Dün televizyonlarda izlediniz mi bilmiyorum; Alanya’nın yetiştirdiği eşsiz insanlardan biri olan Rahmetli Ahmet Tokuş’un çok büyük emekleriyle oluşturulan, Ortadoğu Teknik Üniversitesi Ormanında, ağaçlar kesilirken feryat figan ağlayan genç kızımızı…

Böyle bir nesil, böyle bir kültür kurtarır anca bu coğrafyanın ağacını…

Ama böyle bir nesil de yetiştiremiyoruz.

* * *

“Bu coğrafyada yaşamayı hak etmiyoruz” dedik, bunu bana söyleten duyguyu açmak isterim.

Anadolu’yu karış karış gezen Ünlü Seyyah Evliya Çelebi, ünlü Seyahatnamesinde anlatır.

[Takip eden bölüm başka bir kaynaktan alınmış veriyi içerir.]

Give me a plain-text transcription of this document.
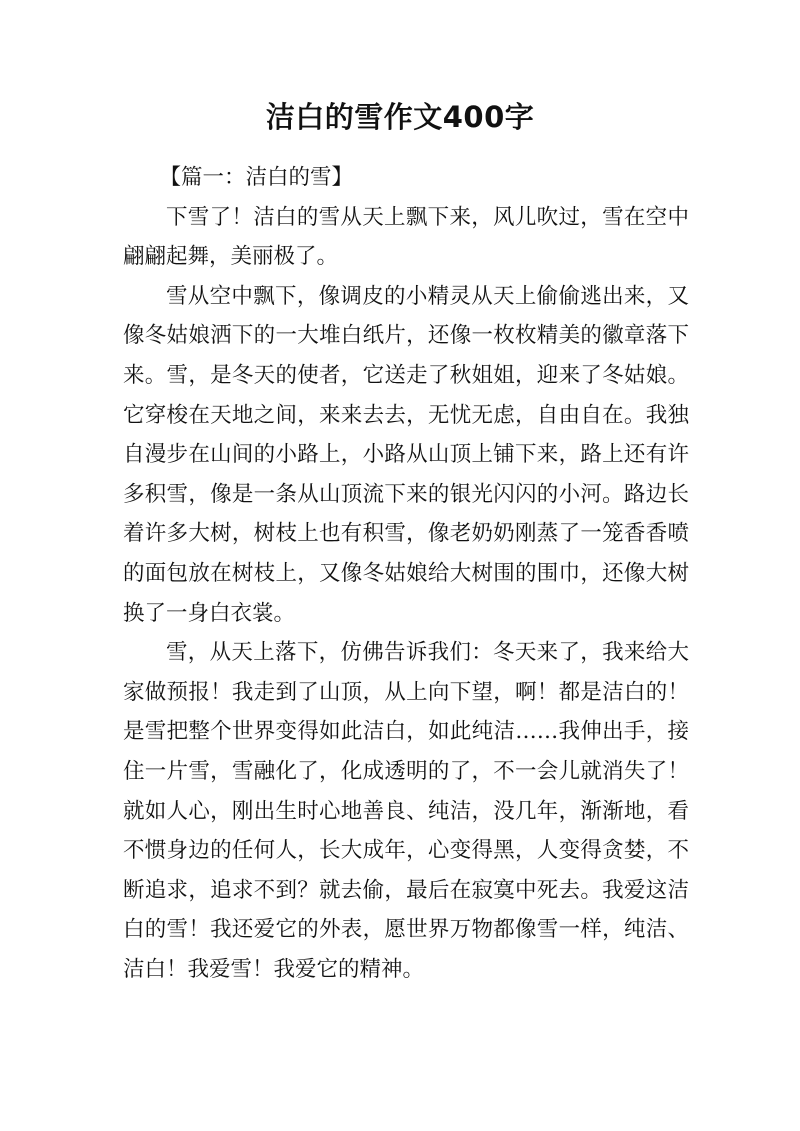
洁白的雪作文400字

【篇一：洁白的雪】

下雪了！洁白的雪从天上飘下来，风儿吹过，雪在空中翩翩起舞，美丽极了。

雪从空中飘下，像调皮的小精灵从天上偷偷逃出来，又像冬姑娘洒下的一大堆白纸片，还像一枚枚精美的徽章落下来。雪，是冬天的使者，它送走了秋姐姐，迎来了冬姑娘。它穿梭在天地之间，来来去去，无忧无虑，自由自在。我独自漫步在山间的小路上，小路从山顶上铺下来，路上还有许多积雪，像是一条从山顶流下来的银光闪闪的小河。路边长着许多大树，树枝上也有积雪，像老奶奶刚蒸了一笼香香喷的面包放在树枝上，又像冬姑娘给大树围的围巾，还像大树换了一身白衣裳。

雪，从天上落下，仿佛告诉我们：冬天来了，我来给大家做预报！我走到了山顶，从上向下望，啊！都是洁白的！是雪把整个世界变得如此洁白，如此纯洁……我伸出手，接住一片雪，雪融化了，化成透明的了，不一会儿就消失了！就如人心，刚出生时心地善良、纯洁，没几年，渐渐地，看不惯身边的任何人，长大成年，心变得黑，人变得贪婪，不断追求，追求不到？就去偷，最后在寂寞中死去。我爱这洁白的雪！我还爱它的外表，愿世界万物都像雪一样，纯洁、洁白！我爱雪！我爱它的精神。
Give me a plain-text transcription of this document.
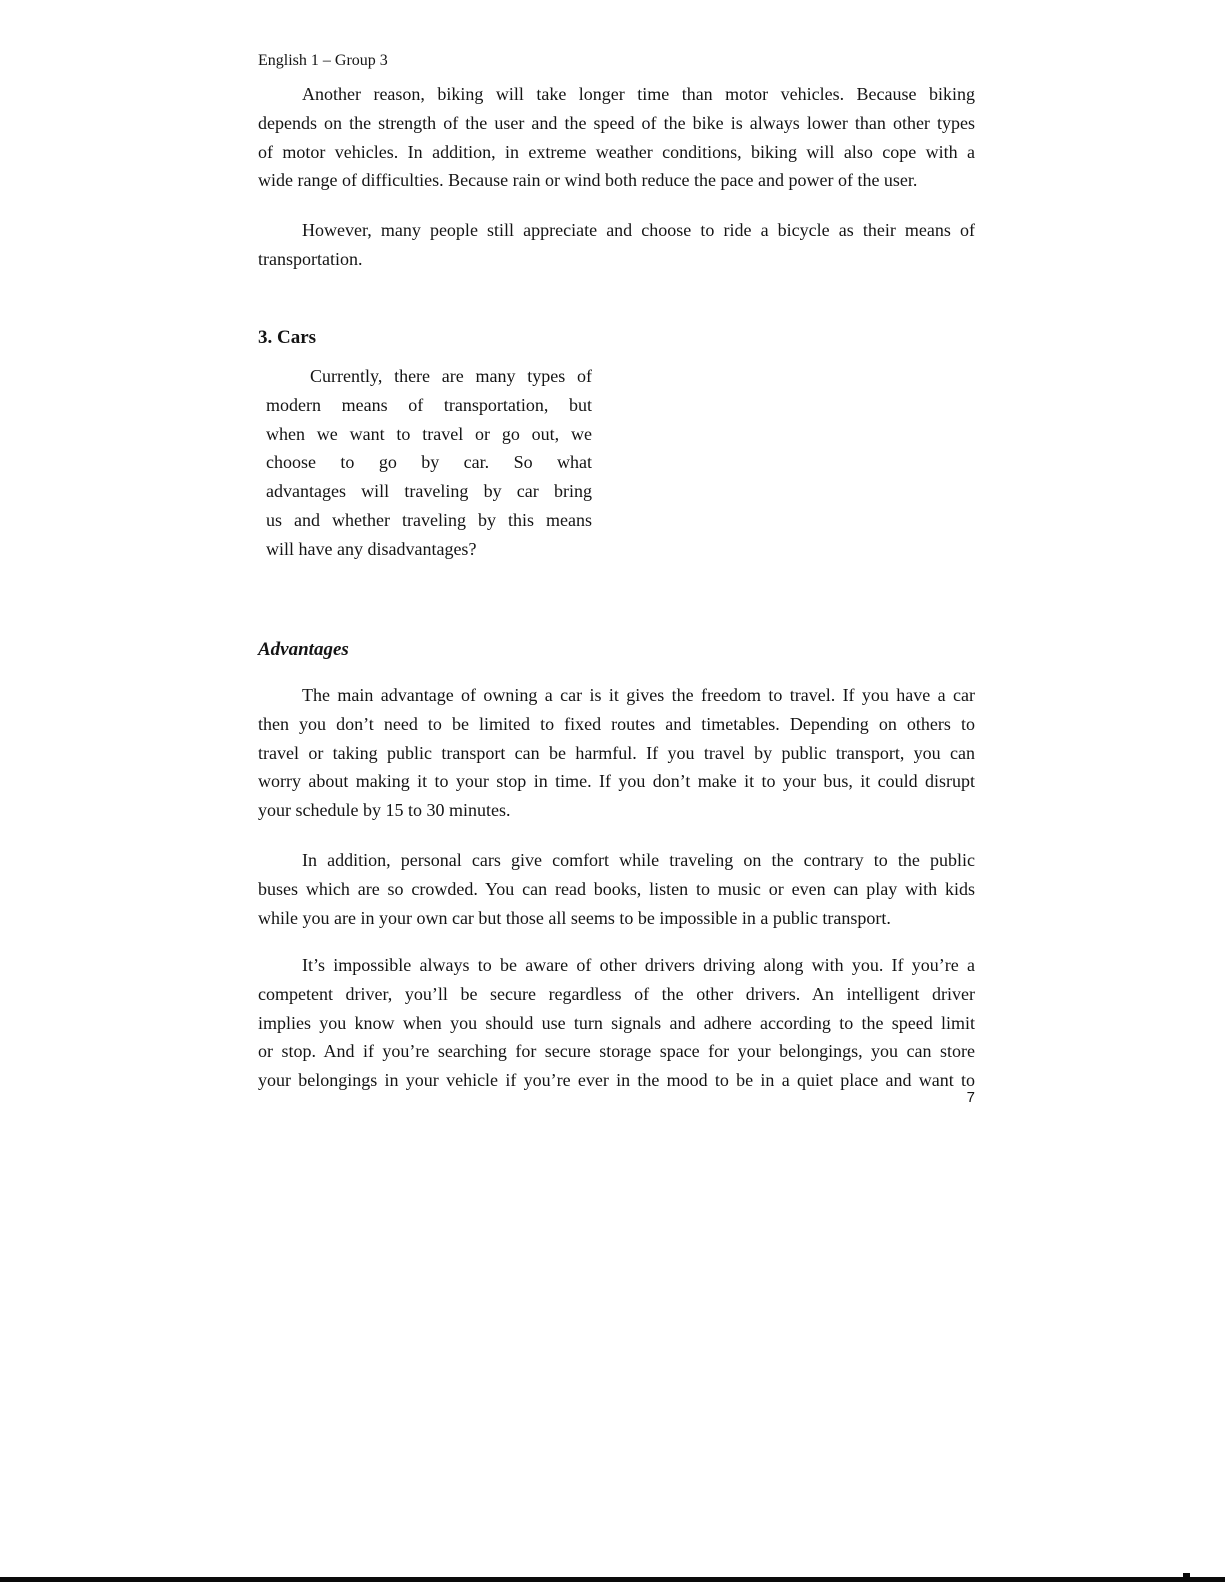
English 1 – Group 3
Another reason, biking will take longer time than motor vehicles. Because biking
depends on the strength of the user and the speed of the bike is always lower than other types
of motor vehicles. In addition, in extreme weather conditions, biking will also cope with a
wide range of difficulties. Because rain or wind both reduce the pace and power of the user.
However, many people still appreciate and choose to ride a bicycle as their means of
transportation.
3. Cars
Currently, there are many types of
modern means of transportation, but
when we want to travel or go out, we
choose to go by car. So what
advantages will traveling by car bring
us and whether traveling by this means
will have any disadvantages?
Advantages
The main advantage of owning a car is it gives the freedom to travel. If you have a car
then you don’t need to be limited to fixed routes and timetables. Depending on others to
travel or taking public transport can be harmful. If you travel by public transport, you can
worry about making it to your stop in time. If you don’t make it to your bus, it could disrupt
your schedule by 15 to 30 minutes.
In addition, personal cars give comfort while traveling on the contrary to the public
buses which are so crowded. You can read books, listen to music or even can play with kids
while you are in your own car but those all seems to be impossible in a public transport.
It’s impossible always to be aware of other drivers driving along with you. If you’re a
competent driver, you’ll be secure regardless of the other drivers. An intelligent driver
implies you know when you should use turn signals and adhere according to the speed limit
or stop. And if you’re searching for secure storage space for your belongings, you can store
your belongings in your vehicle if you’re ever in the mood to be in a quiet place and want to
7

“…Bu coğrafya, bir sincabın, hiç yere inmeden, daldan dala atlayarak, Van’dan Edirne’ye kadar gidebileceği sıklıkta ormanları olan bir coğrafyadır.”

Çok değil 360 yıl önce yazmış, Evliya Çelebi bu kitabı.

Ne oldu bu coğrafyanın ormanlarına.

Katlettik.

Biz katlettik o ormanları.

Katletmeye de devam ediyoruz.

Çünkü diplomalımızla, diplomasızımızla yeşil düşmanı, ağaç düşmanı bir nesiliz.

Bırakın ağaç dikmeyi, var olan ağaçları nasıl ‘yok ederiz’in peşindeyiz.

İşte Ortadoğu Teknik Üniversitesi Ormanları’nın ağaçlar kesilmeden ve kesildikten sonrası hali.

Yahu bu nasıl mantık, bu nasıl zihniyet?

Ağaç kesmeden yapamaz mısınız bu binaları(!)?

Uygar devletler tek bir ağaç kesmeden; ne yollar, ne viyadükler, ne binalar yapıyorlar. Bunları hiç mi görmüyor, hiç mi ders almıyorsunuz bunlardan?

… …

Bu görüntülere sebep olan zihniyet (sözde) diplomalı bir zihniyet, bir rektör, sözde bir bilim adamı.

Diplomanız batsın, rektörlüğünüz de, bilim adamlığınız da.

Bu coğrafyanın en büyük talihsizliği, bu coğrafyanın dört bir yanına bu zihniyetin egemen olması.

Alanya Teleferiğinde bunu gördüm, bunu yaşadım.

Atalarımızdan devir aldığımız kısmi yeşilliği de yok ediyor, torunlarımıza büyük bir çöl bırakıyoruz.

Bu coğrafyada yaşamayı hak etmiyoruz biz.